Simultaneous Equations (How to test for redundancy)

[miniradman]

Homework Statement

I have three equations:

$F = ρw(x_0 y^2_0 - x_1 y^2_1) + \frac{1}{2} γ w (x^2_0 - x^2_1)$ ----- 1

$y_0 = y_1 \frac{x_1}{x_0}$ ----- 2

$\frac{y^2_0}{2} + gx_0 = \frac{y^2_1}{2} + gx_1$ ------ 3

Homework Equations

N/A

The Attempt at a Solution

My goal is to have $F$ expressed without either $y^2_0$ or $y^2_1$ involved in the equation. My problem is that equations 2 and 3 involve both $y^2_0$ and $y^2_1$ so when it comes to eliminate one of them in equation 1, I re-introduce the other in the equation (and vice-versa). My question is whether or not it's legal to simultaneously solve equations 2 and 3 in two different ways (have $y^2_0$ and $y^2_1$ as subjects), then substitute each equation back in equation 1? Does solving the same simultaneous equation twice to obtain two equations with different subjects make them redundant?

 

[Ray Vickson]

Homework Statement

I have three equations:

$F = ρw(x_0 y^2_0 - x_1 y^2_1) + \frac{1}{2} γ w (x^2_0 - x^2_1)$ ----- 1

$y_0 = y_1 \frac{x_1}{x_0}$ ----- 2

$\frac{y^2_0}{2} + gx_0 = \frac{y^2_1}{2} + gx_1$ ------ 3

Homework Equations

N/A

The Attempt at a Solution

My goal is to have $F$ expressed without either $y^2_0$ or $y^2_1$ involved in the equation. My problem is that equations 2 and 3 involve both $y^2_0$ and $y^2_1$ so when it comes to eliminate one of them in equation 1, I re-introduce the other in the equation (and vice-versa). My question is whether or not it's legal to simultaneously solve equations 2 and 3 in two different ways (have $y^2_0$ and $y^2_1$ as subjects), then substitute each equation back in equation 1? Does solving the same simultaneous equation twice to obtain two equations with different subjects make them redundant?

If you substitute $y_0$ from eq. (2) into eq. (3), that will give you an equation involving $x_0, x_1, y_1$ alone, which you can then solve for $y_1$, That will give you an expression for $y_1$ in terms of $x_0,x_1$ only; substituting that into eq. (2) will give you $y_0$ in terms of $x_0,x_1$. Messy, but do-able.

 

[miniradman]

If you substitute $y_0$ from eq. (2) into eq. (3), that will give you an equation involving $x_0, x_1, y_1$ alone, which you can then solve for $y_1$, That will give you an expression for $y_1$ in terms of $x_0,x_1$ only; substituting that into eq. (2) will give you $y_0$ in terms of $x_0,x_1$. Messy, but do-able.

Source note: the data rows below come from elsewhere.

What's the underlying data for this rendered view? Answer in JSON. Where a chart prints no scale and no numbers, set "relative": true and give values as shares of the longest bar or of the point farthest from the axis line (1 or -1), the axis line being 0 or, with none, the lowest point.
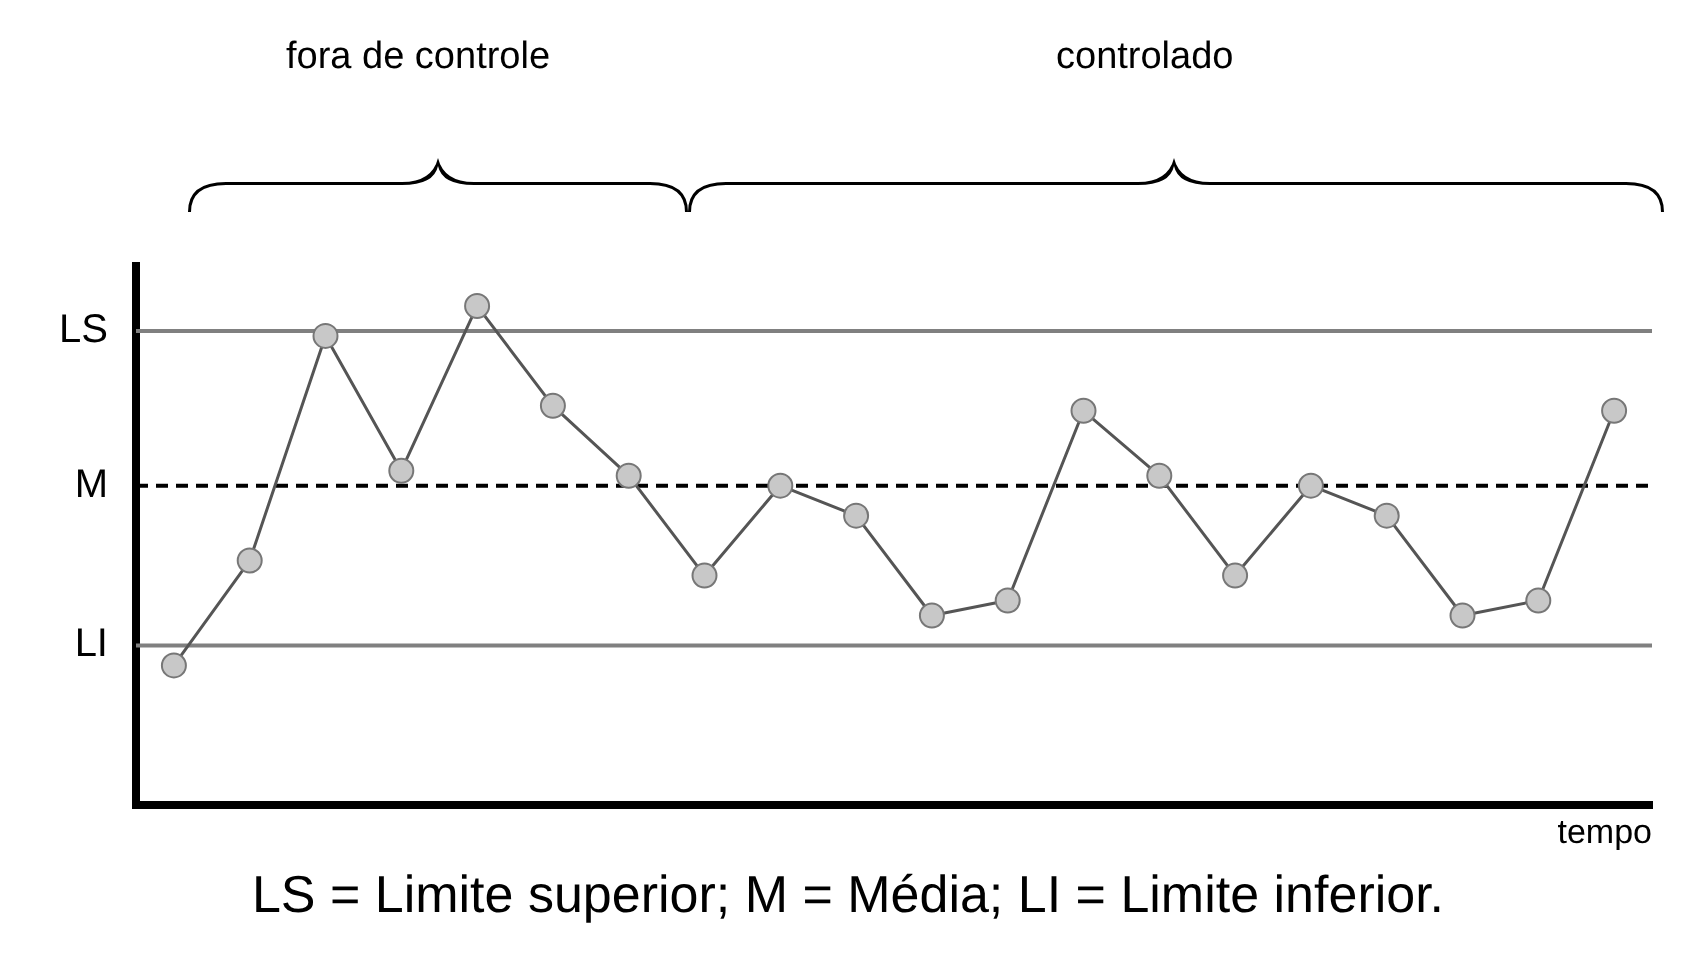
{
  "chart_data": {
    "type": "line",
    "xlabel": "tempo",
    "relative": true,
    "annotations": [
      "fora de controle",
      "controlado",
      "LS = Limite superior; M = Média; LI = Limite inferior."
    ],
    "categories": [
      null,
      null,
      null,
      null,
      null,
      null,
      null,
      null,
      null,
      null,
      null,
      null,
      null,
      null,
      null,
      null,
      null,
      null,
      null,
      null
    ],
    "series": [
      {
        "color": "#555555",
        "values": [
          0.28,
          0.49,
          0.94,
          0.67,
          1.0,
          0.8,
          0.66,
          0.46,
          0.64,
          0.58,
          0.38,
          0.41,
          0.79,
          0.66,
          0.46,
          0.64,
          0.58,
          0.38,
          0.41,
          0.79
        ]
      }
    ],
    "ref_lines": [
      {
        "axis": "y",
        "value": 0.95,
        "label": "LS",
        "color": "#808080",
        "line_style": "solid"
      },
      {
        "axis": "y",
        "value": 0.64,
        "label": "M",
        "color": "#000000",
        "line_style": "dashed"
      },
      {
        "axis": "y",
        "value": 0.32,
        "label": "LI",
        "color": "#808080",
        "line_style": "solid"
      }
    ],
    "legend": false,
    "marker": "circle",
    "line_style": "solid"
  }
}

Hi Ray, thanks for the response.

I understand I can get equation 2 in terms of $x_0 , x_1$, however my ultimate goal is to get $F$ in terms of $x_0, x_1$ . I'm worried that using the same equation twice will create redundancy. Would I be able to use the resulting $y_0$ and $y_1$ in equation 1 with no hassle?

 

[Ray Vickson]

Hi Ray, thanks for the response.

I understand I can get equation 2 in terms of $x_0 , x_1$, however my ultimate goal is to get $F$ in terms of $x_0, x_1$ . I'm worried that using the same equation twice will create redundancy. Would I be able to use the resulting $y_0$ and $y_1$ in equation 1 with no hassle?

There is no redundancy in the method I suggested (which, by the way, is 100% standard). Eq (2) gives you $y_0$ in terms of $x_0,x_1,y_1$. Putting that into eq. (3) allows you to get $y_1$ in terms of $x_0,x_1$: $y_1 = Y_1(x_0,x_1)$ for some explicit function $Y_1$. If you have numerical values for the inputs $g,w,\rho, \gamma$, I can give you arbitrary numerical values for $x_0,x_1$, and you can use your function $Y_1$ to get a unique, well-defined numerical value for $y_1$. (Actually, there are two unique values with opposite signs, depending on which square root of $y_1^2$ you choose.) You can then take your now-known numerical values of $x_0, x_1,y_1$ and use eq. (2) to get the numerical value for $y_0$. Now you can put all those value into your $F$. Except for the "sign" issue, where is the redundancy in any of that? If you have some reason for choosing, say, the positive square root for $y_1$ then all uncertainty and ambiguity disappears.